Monte Grimano Terme, oggi piccolo centro turistico termale della Valconca in provincia di Pesaro e Urbino, posto su un poggio alla sinistra del fiume Conca a 536 m. s.l.m., ebbe una discreta importanza soprattutto nell’alto e basso medioevo.
L’interesse per tale località era dovuto principalmente alla posizione elevata proprio a ridosso della Valle principale e quindi di facile accesso ma insieme di efficace difesa e notevole possibilità di controllo su eventuali invasori.
Presumibilmente già in epoca romana, poi per tutto il Medioevo, la località fu frequentata come “luogo di ristoro” e di vacanza da coloro che abitavano nei paesi lungo la costa o coltivavano la pianura a ridosso del mare, da Cattolica (antica Crustumium ?) a Rimini.

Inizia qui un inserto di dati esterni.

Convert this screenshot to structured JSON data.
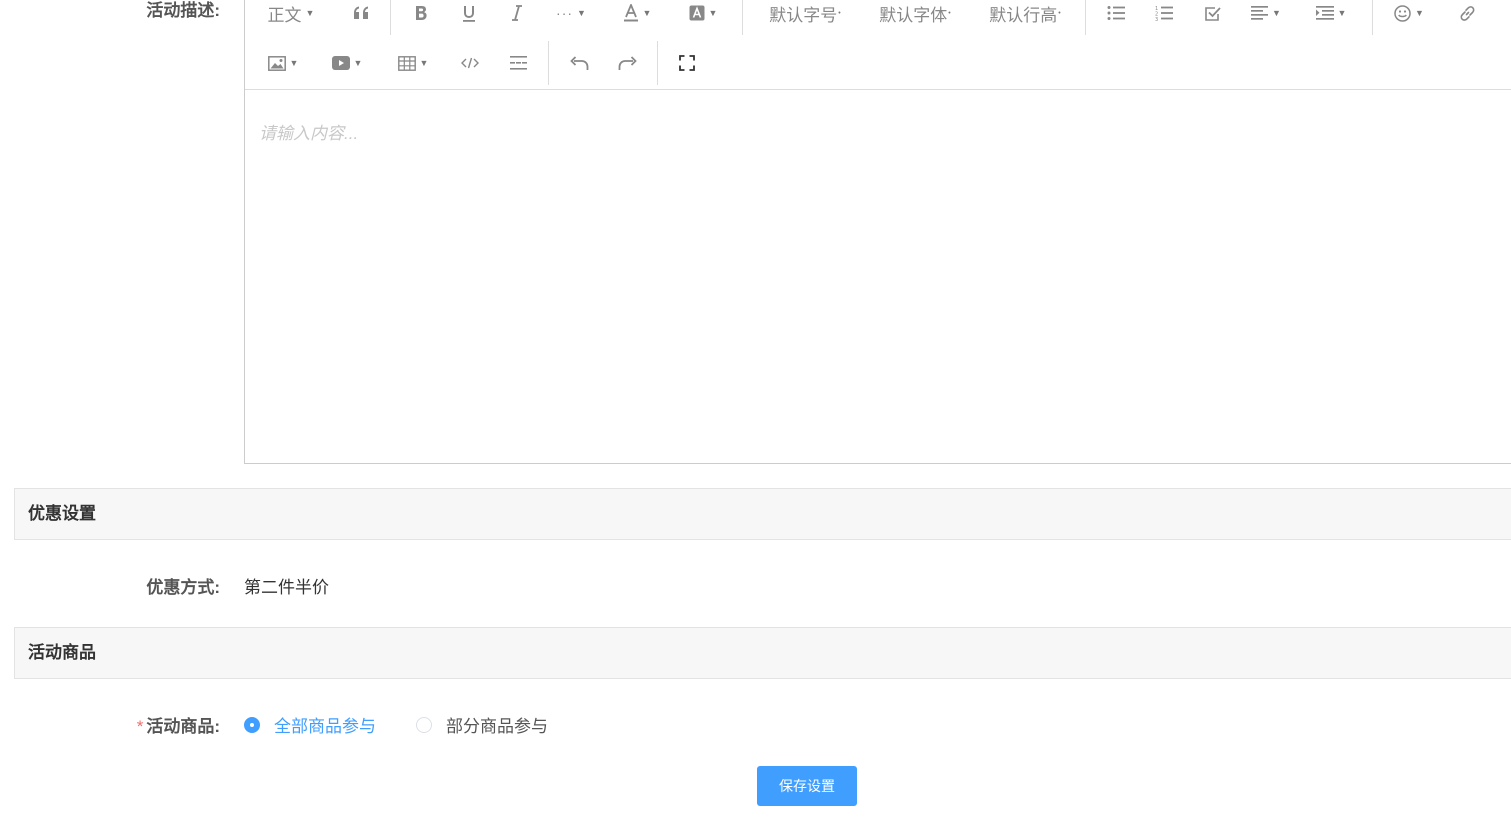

La medievale denominazione di questo castello del Montefeltro è Mons Germanus. Con tale nome è citato nel Diploma datato da Viterbo 16 agosto 962, con cui l’imperatore Ottone I lo dava in feudo, con altri Castelli del Montefeltro, ad Uldarico di Carpegna per averlo aiutato, nell’assedio di San Leo, a combattere Berengario II, che si era proclamato re del Regno Italico e si era rifugiato in questa inespugnabile fortezza, dopo la caduta di Pavia (961).

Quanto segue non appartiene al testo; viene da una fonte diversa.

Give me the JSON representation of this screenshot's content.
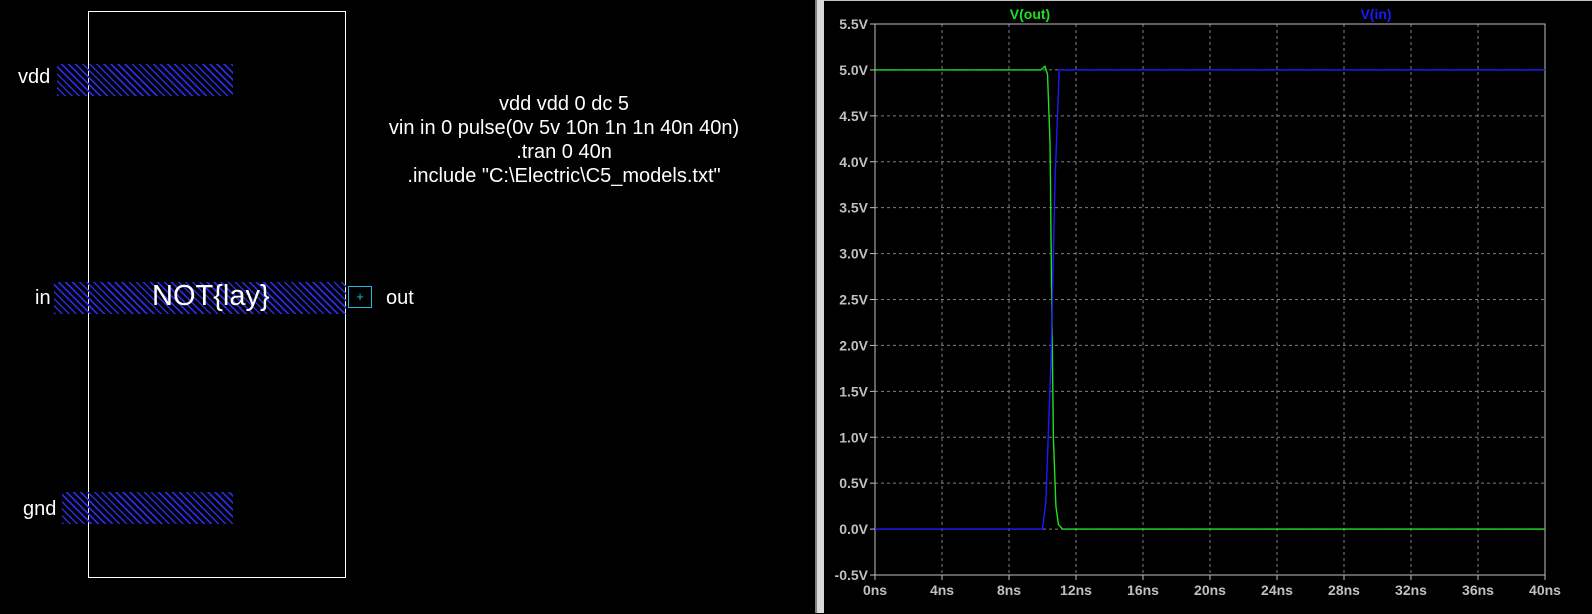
{
  "schematic": {
    "cell_name": "NOT{lay}",
    "ports": {
      "vdd": "vdd",
      "in": "in",
      "gnd": "gnd",
      "out": "out"
    },
    "out_port_symbol": "+",
    "spice_lines": [
      "vdd vdd 0 dc 5",
      "vin in 0 pulse(0v 5v 10n 1n 1n 40n 40n)",
      ".tran 0 40n",
      ".include \"C:\\Electric\\C5_models.txt\""
    ]
  },
  "colors": {
    "background": "#000000",
    "hatch_metal": "#2a2ae0",
    "port_box": "#26b8e0",
    "grid": "#808080",
    "axis": "#c0c0c0",
    "vout_trace": "#1ee01e",
    "vin_trace": "#1a1aff"
  },
  "chart_data": {
    "type": "line",
    "title": "",
    "xlabel": "",
    "ylabel": "",
    "xlim": [
      0,
      40
    ],
    "ylim": [
      -0.5,
      5.5
    ],
    "x_unit": "ns",
    "y_unit": "V",
    "x_ticks": [
      "0ns",
      "4ns",
      "8ns",
      "12ns",
      "16ns",
      "20ns",
      "24ns",
      "28ns",
      "32ns",
      "36ns",
      "40ns"
    ],
    "y_ticks": [
      "5.5V",
      "5.0V",
      "4.5V",
      "4.0V",
      "3.5V",
      "3.0V",
      "2.5V",
      "2.0V",
      "1.5V",
      "1.0V",
      "0.5V",
      "0.0V",
      "-0.5V"
    ],
    "grid": true,
    "legend_placement": "top",
    "series": [
      {
        "name": "V(out)",
        "color": "#1ee01e",
        "x": [
          0,
          9.9,
          10.15,
          10.3,
          10.45,
          10.55,
          10.65,
          10.8,
          10.95,
          11.2,
          11.5,
          40
        ],
        "y": [
          5.0,
          5.0,
          5.04,
          4.95,
          4.2,
          2.5,
          1.0,
          0.25,
          0.05,
          0.0,
          0.0,
          0.0
        ]
      },
      {
        "name": "V(in)",
        "color": "#1a1aff",
        "x": [
          0,
          10.0,
          10.2,
          10.5,
          10.75,
          11.0,
          40
        ],
        "y": [
          0.0,
          0.0,
          0.3,
          1.8,
          3.8,
          5.0,
          5.0
        ]
      }
    ]
  }
}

Assieme a Monte Grimano, ossia Mons Germanus come viene chiamato nel Diploma di Investitura, furono dati in feudo anche Monte Tassi, San Marino, Pietracuta.
Entrato a far parte del dominio dei Conti di Carpegna, Monte Grimano visse un lungo periodo di relativa stabilità amministrativa e di tranquillità nelle attività agricole e di allevamento.
Fu proprio Nolfo da Carpegna, figlio di Uldarico, che vi fece costruire la prima rocca medievale: un consistente edificio all’interno di un ampio spiazzo munito di robuste mura con un’unica porta verso tramontana, circondato da un fossato e dotato di una torre quale strumento di vedetta.
Il perimetro pressoché ellittico delle mura occupava un’area di un paio di ettari, dalla superficie convessa e inclinata leggermente verso nord.